От еды Мира отказалась, выпила немного морса и откинулась на подушки, заботливо подоткнутые матерью. Арина дала дочери детского жаропонижающего, дождалась, чтобы оно подействовало и лоб Миры покрылся прохладным потом – верным признаком снижающейся температуры – и принялась будить Марту. Пора было идти работать.
Как ни странно, временное их бездомье, так расстроившее Арину, в этой ситуации было даже к месту. Живи они с девочками сейчас у себя на даче, а не в отеле, пришлось бы оставлять заболевшую Миру одну и весь день мучиться: как там ребёнок.
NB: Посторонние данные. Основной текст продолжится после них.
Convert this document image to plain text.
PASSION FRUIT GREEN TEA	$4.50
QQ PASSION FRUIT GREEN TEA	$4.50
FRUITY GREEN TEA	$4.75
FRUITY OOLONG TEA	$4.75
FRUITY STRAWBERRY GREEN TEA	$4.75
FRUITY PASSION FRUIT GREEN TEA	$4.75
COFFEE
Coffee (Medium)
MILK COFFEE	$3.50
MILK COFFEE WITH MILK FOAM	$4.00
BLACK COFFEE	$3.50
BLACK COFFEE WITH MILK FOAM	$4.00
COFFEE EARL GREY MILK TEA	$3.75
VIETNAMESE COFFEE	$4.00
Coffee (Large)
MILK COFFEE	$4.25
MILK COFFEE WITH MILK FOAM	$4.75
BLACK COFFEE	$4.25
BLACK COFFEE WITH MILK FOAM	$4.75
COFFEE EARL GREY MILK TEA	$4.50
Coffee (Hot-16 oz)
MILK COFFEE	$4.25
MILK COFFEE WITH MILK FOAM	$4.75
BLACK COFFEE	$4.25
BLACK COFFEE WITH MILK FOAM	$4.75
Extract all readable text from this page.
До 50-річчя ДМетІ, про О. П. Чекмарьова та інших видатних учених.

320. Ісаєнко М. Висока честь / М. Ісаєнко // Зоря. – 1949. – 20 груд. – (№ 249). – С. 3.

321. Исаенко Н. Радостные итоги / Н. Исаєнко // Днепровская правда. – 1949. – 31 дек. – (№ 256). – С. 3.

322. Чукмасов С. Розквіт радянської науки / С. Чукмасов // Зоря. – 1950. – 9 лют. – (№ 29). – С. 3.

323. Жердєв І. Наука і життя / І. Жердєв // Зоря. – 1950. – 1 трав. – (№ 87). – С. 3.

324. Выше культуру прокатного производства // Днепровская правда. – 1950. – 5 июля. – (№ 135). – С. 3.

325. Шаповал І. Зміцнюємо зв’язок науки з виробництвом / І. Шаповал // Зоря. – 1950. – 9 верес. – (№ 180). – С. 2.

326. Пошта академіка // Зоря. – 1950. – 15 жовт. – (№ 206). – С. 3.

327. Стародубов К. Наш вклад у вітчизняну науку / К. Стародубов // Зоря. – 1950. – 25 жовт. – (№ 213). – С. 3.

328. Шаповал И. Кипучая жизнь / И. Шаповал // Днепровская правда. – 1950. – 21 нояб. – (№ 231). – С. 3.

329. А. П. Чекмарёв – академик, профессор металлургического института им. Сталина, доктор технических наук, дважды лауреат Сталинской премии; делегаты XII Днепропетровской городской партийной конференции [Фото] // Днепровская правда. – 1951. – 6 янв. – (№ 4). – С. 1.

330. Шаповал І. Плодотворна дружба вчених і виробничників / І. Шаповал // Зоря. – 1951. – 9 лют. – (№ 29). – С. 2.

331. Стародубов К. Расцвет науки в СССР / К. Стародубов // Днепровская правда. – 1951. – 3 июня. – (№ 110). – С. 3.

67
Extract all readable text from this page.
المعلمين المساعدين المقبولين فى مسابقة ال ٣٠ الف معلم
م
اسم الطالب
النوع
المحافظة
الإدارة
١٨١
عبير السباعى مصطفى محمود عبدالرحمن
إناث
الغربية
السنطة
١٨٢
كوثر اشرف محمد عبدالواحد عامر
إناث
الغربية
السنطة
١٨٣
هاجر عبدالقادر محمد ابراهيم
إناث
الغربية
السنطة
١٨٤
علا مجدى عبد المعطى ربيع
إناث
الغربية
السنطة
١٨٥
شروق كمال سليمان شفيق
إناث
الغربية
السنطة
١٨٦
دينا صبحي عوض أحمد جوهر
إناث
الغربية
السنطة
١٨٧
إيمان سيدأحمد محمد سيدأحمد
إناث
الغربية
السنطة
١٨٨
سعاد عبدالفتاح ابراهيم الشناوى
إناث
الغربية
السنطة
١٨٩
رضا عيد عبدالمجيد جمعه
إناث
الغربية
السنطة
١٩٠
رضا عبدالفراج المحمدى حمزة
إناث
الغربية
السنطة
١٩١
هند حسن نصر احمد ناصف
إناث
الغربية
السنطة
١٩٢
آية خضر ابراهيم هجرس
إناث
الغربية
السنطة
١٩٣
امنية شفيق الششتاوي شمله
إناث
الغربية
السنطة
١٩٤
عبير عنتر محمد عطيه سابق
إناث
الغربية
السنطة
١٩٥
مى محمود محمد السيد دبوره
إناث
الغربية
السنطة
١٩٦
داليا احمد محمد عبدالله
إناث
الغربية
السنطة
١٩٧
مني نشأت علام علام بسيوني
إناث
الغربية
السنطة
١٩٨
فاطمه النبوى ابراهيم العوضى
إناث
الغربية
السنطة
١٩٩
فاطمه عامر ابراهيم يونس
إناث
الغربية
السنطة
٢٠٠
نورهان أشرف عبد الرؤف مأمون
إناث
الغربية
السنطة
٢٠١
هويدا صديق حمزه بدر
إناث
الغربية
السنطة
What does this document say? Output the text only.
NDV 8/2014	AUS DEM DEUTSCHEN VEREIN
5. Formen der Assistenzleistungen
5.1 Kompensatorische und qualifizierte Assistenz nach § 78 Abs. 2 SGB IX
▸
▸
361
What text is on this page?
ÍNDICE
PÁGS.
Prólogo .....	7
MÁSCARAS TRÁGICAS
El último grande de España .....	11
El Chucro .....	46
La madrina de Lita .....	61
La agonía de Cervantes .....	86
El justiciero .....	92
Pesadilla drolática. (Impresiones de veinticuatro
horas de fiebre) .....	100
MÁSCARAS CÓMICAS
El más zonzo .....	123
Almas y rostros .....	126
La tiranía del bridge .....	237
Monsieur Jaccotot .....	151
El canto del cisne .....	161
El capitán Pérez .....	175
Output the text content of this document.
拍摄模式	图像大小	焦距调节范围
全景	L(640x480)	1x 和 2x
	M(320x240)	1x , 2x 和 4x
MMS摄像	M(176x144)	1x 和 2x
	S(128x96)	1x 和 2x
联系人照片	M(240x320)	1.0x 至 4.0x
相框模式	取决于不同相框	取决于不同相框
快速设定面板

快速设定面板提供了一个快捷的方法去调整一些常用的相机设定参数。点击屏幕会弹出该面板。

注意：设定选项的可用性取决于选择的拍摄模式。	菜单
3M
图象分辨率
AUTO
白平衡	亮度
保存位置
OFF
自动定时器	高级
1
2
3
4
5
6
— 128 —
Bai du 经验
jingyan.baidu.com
А так Арина была совсем рядом с дочерью и почти в любой момент могла вырваться на минутку и проведать её.
Будто услышав её мысли, Мира еле слышно позвала:
– Мамочка, а хорошо, что ты нас сюда привезла. Будешь спокойно работать и не переживать, что я одна-одинёшенька болею, а ты в отеле.
Арина, в этот момент причёсывавшая младшую дочь, обернулась и посмотрела на старшую. Та улыбалась, слабо, но мужественно, явно стараясь подбодрить мать.
– Я всё равно буду волноваться. Но навещать тебя смогу гораздо чаще. – Арина была благодарна своей девочке. Своей уже совсем большой, сильной и смелой девочке.
До того как они сбежали из Братства, она считала дочь ребёнком. Да ещё, был такой грех, и папиной дочкой. Иногда она мучительно страдала от ревности, наблюдая, как Венцеслав осознанно или нет, но отучает Миру от матери. Да что там! Конечно, он делал это вполне продуманно. Ему нравилось причинять Арине боль. И методы он не выбирал…
Марта с топотом пронеслась в ванную – умываться. И Арина вздрогнула, выныривая из неприятных воспоминаний. Думать о Братстве и Венцеславе ей совершенно не хотелось.